Every gesture is political, even more so when building a world. Urban planning in the physical world can be seen as arrogant, a form of domination. The same can be said for the creation of virtual worlds. However, there are some promising metaverse projects, such as Hyperfy, which offer an endless canvas for users to build and shape their virtual world. This is where the metaverse becomes truly intriguing. The extent to which the original creator of a metaverse empowers its users to participate in worldbuilding determines its potential for innovation and creativity.
“Metaverse” is still most-commonly used to mean social 3D worlds like VRChat. I like those products, but in the crypto scene they’re often touted as the future in a way that seems disingenuous or extremely unconsidered. How people relate to virtual environments and computers will keep changing. Even file format on static 3D models turns over every few years. So how can any given instance of these so-called metaverse products still meaningfully exist in ten years, let alone fifty or one hundred? Are there any 3D computing objects that actually could persist? How minimal would they have to be to endure the tides of context shift? In part, Terraforms was made to ask a bundle of questions around the longevity of 3D computing.
The 3D structure of Terraforms is non-visual.
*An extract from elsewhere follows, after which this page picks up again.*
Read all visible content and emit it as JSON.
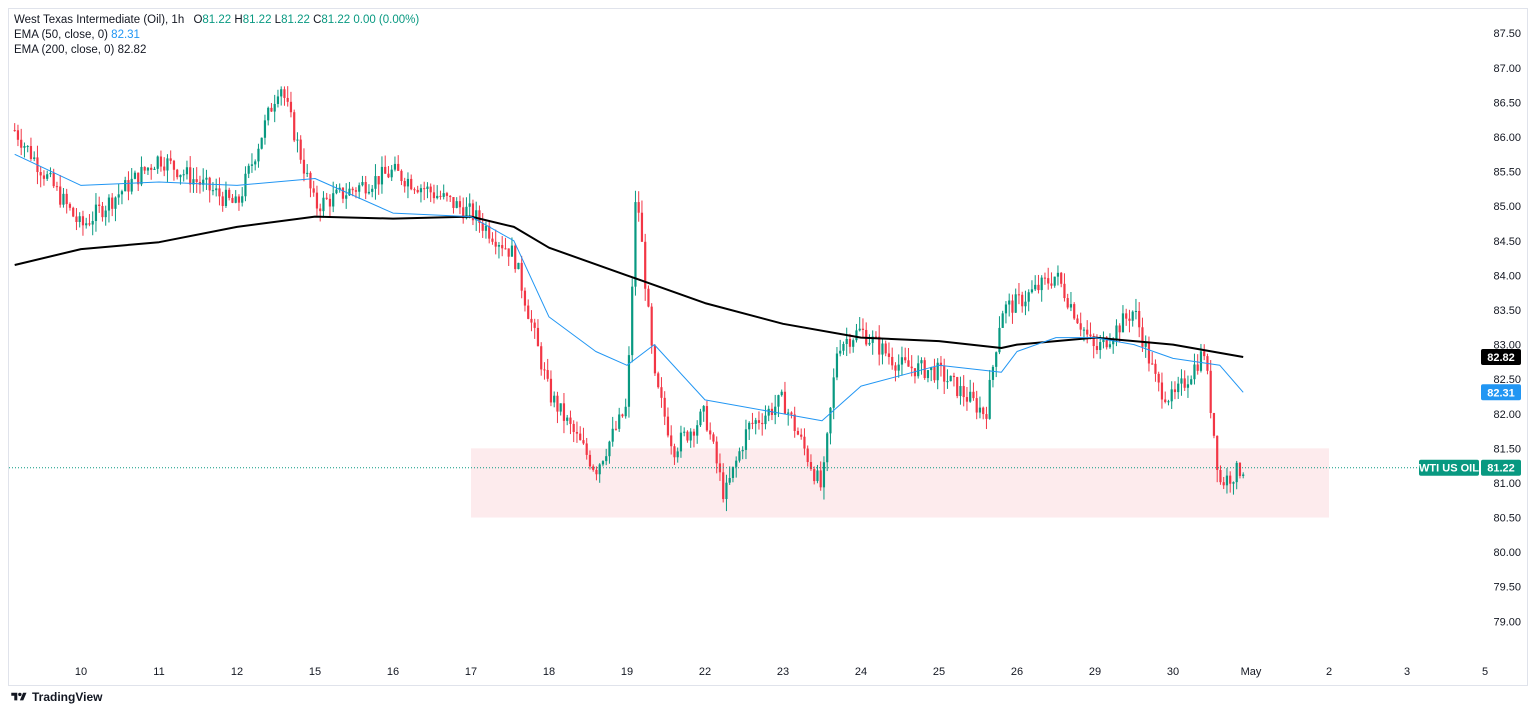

It’s not rendered. It has no definitive visual presentation. It’s an abstract reinterpretable skeleton. The obsolescence waves that continue to crash against 3D render visual culture don’t touch it. It’s also not a 3D model. It’s a live computer program you can talk to, always running on Ethereum, which I believe is likely to outlive me. Aspects of the piece change slowly over time via public interaction, so the forms you get are dynamic. People can also deploy and connect their own programs to it if they desire, and they don’t need our permission. It’s a runtime object as artwork—a minimal, durable, interoperable composition for a world computer paradigm. A small scene has formed around connecting to Terraforms and depicting it. We hold a computing art course in our Discord, a kind of salon where people are both learning to code in the context of artmaking, and also question orthodoxies of crypto and computing. If a runtime artwork that computes 3D forms can serve as a hub for culture-making, that feels quite good to me. It also does feel like a “place” in a way. If “metaverse” meant a substantive culture and economy, for literary, multiplayer, interoperable, computer program artworks, perhaps I could embrace the word. But in general it seems like an overloaded term.